I have been looking up the solution to this problem for about 5 hours, so I am quite annoyed at this point.
In essence, I get a few warnings:
WARN NativeCodeLoader: Unable to load native-hadoop library for your platform... using builtin-java classes where applicable
22/01/24 00:20:03 WARN SparkContext: Another SparkContext is being constructed (or threw an exception in its constructor). This may indicate an error, since only one SparkContext should be running in this JVM (see SPARK-2243). The other SparkContext was created at:
In my system variables, I have:
HADOOP_HOME
C:\spark-3.2.0-bin-hadoop3.2
SPARK_HOME
C:\spark-3.2.0-bin-hadoop3.2
JAVA_HOME
C:\Program Files\Java\jdk-17.0.1
And within the system variable path I have %SPARK_HOME%\bin
. I also have winutils in C:\spark-3.2.0-bin-hadoop3.2\bin
, as it should be. The pyspark command on the command prompt should work, but the computer keeps giving the error which I will copy below. Thanks in advance for helping, as I know similar questions have been answered, but when I try those other answers, I keep getting errors. Don't quite know what is going on...
UserWarning: Failed to initialize Spark session.

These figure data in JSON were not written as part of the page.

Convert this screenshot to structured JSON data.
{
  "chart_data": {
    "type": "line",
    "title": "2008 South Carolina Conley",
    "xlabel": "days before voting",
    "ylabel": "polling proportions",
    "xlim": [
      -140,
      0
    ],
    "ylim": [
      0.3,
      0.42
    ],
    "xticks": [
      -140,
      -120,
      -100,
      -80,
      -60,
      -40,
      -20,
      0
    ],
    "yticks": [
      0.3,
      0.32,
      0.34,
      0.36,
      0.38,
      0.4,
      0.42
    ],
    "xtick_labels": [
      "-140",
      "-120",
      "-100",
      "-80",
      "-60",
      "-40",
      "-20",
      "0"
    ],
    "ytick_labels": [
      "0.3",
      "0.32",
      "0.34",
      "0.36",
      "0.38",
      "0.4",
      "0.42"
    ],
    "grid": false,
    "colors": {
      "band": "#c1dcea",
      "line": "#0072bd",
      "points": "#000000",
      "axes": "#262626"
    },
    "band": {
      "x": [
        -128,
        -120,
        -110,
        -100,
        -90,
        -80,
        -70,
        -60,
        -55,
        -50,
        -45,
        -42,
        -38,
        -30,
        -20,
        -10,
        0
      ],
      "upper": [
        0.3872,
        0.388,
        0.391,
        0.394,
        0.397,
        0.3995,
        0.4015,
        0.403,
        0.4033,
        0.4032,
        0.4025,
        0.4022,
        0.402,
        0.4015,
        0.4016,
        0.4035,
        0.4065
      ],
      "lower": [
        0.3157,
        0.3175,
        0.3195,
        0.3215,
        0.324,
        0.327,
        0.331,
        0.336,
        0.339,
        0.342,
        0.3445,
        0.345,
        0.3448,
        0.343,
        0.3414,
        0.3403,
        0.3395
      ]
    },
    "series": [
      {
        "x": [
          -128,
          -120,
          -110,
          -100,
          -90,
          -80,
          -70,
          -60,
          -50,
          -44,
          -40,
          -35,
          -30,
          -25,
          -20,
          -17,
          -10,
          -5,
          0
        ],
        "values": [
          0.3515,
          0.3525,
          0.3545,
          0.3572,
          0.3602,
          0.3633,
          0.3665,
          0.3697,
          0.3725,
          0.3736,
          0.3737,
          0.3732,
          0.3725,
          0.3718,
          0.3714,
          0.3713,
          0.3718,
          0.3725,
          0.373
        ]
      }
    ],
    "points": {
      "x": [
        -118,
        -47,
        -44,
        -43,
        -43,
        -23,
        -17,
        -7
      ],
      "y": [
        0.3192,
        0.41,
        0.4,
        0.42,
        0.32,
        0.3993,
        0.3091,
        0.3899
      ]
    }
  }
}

warnings.warn("Failed to initialize Spark session.")
And the kiss of death
SUCCESS: The process with PID 33244 (child process of PID 12556) has been terminated.
SUCCESS: The process with PID 12556 (child process of PID 13404) has been terminated.
CodePudding user response:
From your input possible additional checks:
add env var to Python env used - here conda env named "spark"
PYSPARK_PYTHON="C:\Users<my user>\AppData\Local\Continuum\anaconda3\envs\spark\python.exe"
run Spark prompt with admin permissions (ie. cmd right-click "run as administrator"). Spark opens local ports which can be denied under normal user.
CodePudding user response:
you need winutils.exe in hadoop home folder for it to work.